As the dreary funding winter soars, at e27, we are kickstarting a new article series Line of Hire to understand an organisation’s culture and hiring philosophies to empower tech workers with the right growth tools to enable business owners to attract talent.

Terng Shing Chen is the Founder and CEO of PR and content marketing technology startup SYNC. With over a decade of experience in public relations and content marketing, Chen combines traditional PR and content methods with automation technology to create a scalable agency.

As the CEO of SYNC, Chen oversees business strategy and expansion, as the brand continues to grow in the region. He has led the company’s expansion into four markets, Singapore, Malaysia, Indonesia and India, and set up strong partnerships in Thailand, Vietnam and The Philippines.

Chen is also the lead media and messaging trainer for SYNC, having trained over 50 leading founders, CEOs and entrepreneurs in his career. He regularly conducts training sessions for startup founders through numerous startup accelerators and venture funds.

Besides SYNC, Chen is also the Co-Founder of the travel community platform Travel Wanderlust and co-host of the business podcast Business Over Drinks.

In this episode, Chen shares his organisation’s culture and hiring philosophies.

Excerpts:

What personality traits/qualities do you look for in potential employees?

It may sound cliche, but we look for people with a couple of traits: the willingness to learn and the ability to be independent. These are critical qualities because, at SYNC, we look for people who are problem-solvers and adaptable. With technology and marketing changing at such a rapid pace, being stagnant or unwilling to learn is not a desirable quality.

How do they fit into your company culture? Tell us a little more about your company culture.

Our company culture is driven by communication.
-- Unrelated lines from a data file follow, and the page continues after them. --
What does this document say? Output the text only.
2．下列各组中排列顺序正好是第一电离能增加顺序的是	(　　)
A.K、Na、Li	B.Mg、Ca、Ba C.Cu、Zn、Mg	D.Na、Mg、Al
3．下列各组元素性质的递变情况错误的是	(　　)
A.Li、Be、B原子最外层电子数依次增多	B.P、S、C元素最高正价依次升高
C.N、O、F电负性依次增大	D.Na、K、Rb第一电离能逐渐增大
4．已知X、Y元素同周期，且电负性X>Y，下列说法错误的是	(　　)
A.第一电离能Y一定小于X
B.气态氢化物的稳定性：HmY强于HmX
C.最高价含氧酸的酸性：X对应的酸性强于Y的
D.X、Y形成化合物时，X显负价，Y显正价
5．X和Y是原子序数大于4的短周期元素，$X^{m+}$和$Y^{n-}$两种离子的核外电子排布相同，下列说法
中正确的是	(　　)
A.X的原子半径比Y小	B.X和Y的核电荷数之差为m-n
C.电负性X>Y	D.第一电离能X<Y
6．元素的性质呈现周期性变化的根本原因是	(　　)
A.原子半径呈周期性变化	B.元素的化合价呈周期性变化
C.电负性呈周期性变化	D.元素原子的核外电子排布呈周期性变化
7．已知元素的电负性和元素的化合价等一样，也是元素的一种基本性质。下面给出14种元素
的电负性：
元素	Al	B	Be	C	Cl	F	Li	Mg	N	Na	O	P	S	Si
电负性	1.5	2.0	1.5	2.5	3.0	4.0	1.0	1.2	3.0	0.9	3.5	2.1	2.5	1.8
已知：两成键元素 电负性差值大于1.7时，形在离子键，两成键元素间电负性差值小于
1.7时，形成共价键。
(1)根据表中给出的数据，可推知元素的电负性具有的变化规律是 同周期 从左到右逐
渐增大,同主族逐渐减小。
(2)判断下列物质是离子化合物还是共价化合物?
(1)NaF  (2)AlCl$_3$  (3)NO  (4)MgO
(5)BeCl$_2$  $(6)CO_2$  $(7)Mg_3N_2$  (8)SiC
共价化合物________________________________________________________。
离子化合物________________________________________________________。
We encourage over-communication in fact, where we have team members keep everyone updated on progress on a very regular basis. This might sound a bit of an overkill, but it actually helps foster team bonding and enhance clear visibility of activity, which is necessary for our remote team.

At SYNC, we firmly believe that over-communication is a crucial factor in building strong and cohesive teams. To achieve this, we have implemented various strategies, such as daily check-ins, weekly progress reports, and team meetings that are a mix of messaging, video calls and in-person to develop some form of familiarity with each other.

We also encourage open communication channels, which are driven from the top down. This means I need to be over communicative and at the same time, I need to encourage people to speak to me and not be a stereotypical middle manager.

How do you foster transparency and encourage achievement at SYNC?

This is led by the over-communication policy we have in place, where we encourage people to share both the negatives and positives from their work. Every week a member of the team shares a detailed progress update including lessons learnt and we celebrate the individual achievements either through something as simple as a company-wide Slack message or even hosting a team dinner.

Also Read: Impactful technologies empower lives: Viveka Kalidasan of Let-Lab

Do you have a mental health policy? What does that look like?

We don’t have a detailed mental health policy, but rather we explore each instance on a case-by-case basis as everyone’s situation is different. As a team, we try to provide support and no judgment to foster honest conversations about difficult topics or situations they may be in.

In practice, this allows us to provide support where required and if necessary, provide them with time off to handle any issue. However, as we continue to scale, the ability to deal with these situations well and with compassion becomes challenging, so we are looking into more concrete processes and policies around this.

WFH or WFO, or hybrid?

WFH has been our preferred choice since day one, before the pandemic. We’ve conducted multiple in-house surveys to offer a hybrid option or a full WFO experience, but it has always been WFH for us.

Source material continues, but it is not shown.